AVERTISSEMENT : cette chronique de bande originale de film est également susceptible de contenir des révélations sur le film

Après Le Mentor (2012), il y a eu À Votre Bon Coeur, Mesdames (2012 aussi) dans lequel un Jean-Pierre Mocky marié de longue date à Dominique Lavanant se sent blasé d'un coup et va convoler ailleurs, rencontrant des dizaines de femmes différentes avec plus ou moins de réussite. Parmi celles-ci, une artiste délurée (Arielle Dombasle), une croqueuse qui veut rendre son mari jaloux (Virginie Ledoyen) et une nonne repentie qui veut mener des 'parties' collectives (Elsa Zylberstein).

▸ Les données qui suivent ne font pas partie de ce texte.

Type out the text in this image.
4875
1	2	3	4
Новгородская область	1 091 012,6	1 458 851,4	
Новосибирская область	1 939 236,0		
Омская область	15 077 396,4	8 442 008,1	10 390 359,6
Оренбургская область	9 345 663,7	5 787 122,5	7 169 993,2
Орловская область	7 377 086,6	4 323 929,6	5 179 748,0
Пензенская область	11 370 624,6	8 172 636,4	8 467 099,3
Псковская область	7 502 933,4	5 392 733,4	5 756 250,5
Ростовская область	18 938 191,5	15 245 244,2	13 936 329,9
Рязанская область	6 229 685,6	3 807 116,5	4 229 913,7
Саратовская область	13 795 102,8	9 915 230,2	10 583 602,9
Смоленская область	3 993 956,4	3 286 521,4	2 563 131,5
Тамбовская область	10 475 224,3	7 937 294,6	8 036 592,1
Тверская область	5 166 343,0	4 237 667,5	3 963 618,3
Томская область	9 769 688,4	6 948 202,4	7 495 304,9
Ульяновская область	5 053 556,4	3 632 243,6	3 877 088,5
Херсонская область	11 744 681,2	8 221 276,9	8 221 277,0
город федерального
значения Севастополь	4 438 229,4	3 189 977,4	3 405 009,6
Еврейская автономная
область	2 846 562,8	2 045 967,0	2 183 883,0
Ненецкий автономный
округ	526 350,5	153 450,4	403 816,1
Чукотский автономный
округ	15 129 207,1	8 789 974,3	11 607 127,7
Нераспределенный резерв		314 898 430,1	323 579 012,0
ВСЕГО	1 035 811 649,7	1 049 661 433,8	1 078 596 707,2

Film agréable pour sa dynamique, tout comme la partition de Vladimir COSMA, allant du sax ténor smooth à la valse de chambre pleine d'élégance. Ensuite, on peut apprécier sans mal un des deux films de 2013 et uniquement polars, Dors Mon Lapin (2013) où Frédéric Diefenthal campe un rôle bien meilleur que dans n'importe quel volet de Taxi, en jouant un jeune marié vivant dans la précarité, dont la femme va accoucher d'un enfant et qui, pour subsister, va avoir l'idée de voler un bébé à une famille d'aristocrates, moyennant rançon. Non méchant au fond, désespéré et mal préparé, il va se heurter vite à un commissaire zélé, joué par Richard Bohringer (enfin de retour auprès de Mocky après Ville à Vendre, 1991). Pour cette tragi-comédie, COSMA joue la carte enfantine, orgue de Barbarie à l'appui et presque routinier, auquel il oppose un grand thème noir orchestral.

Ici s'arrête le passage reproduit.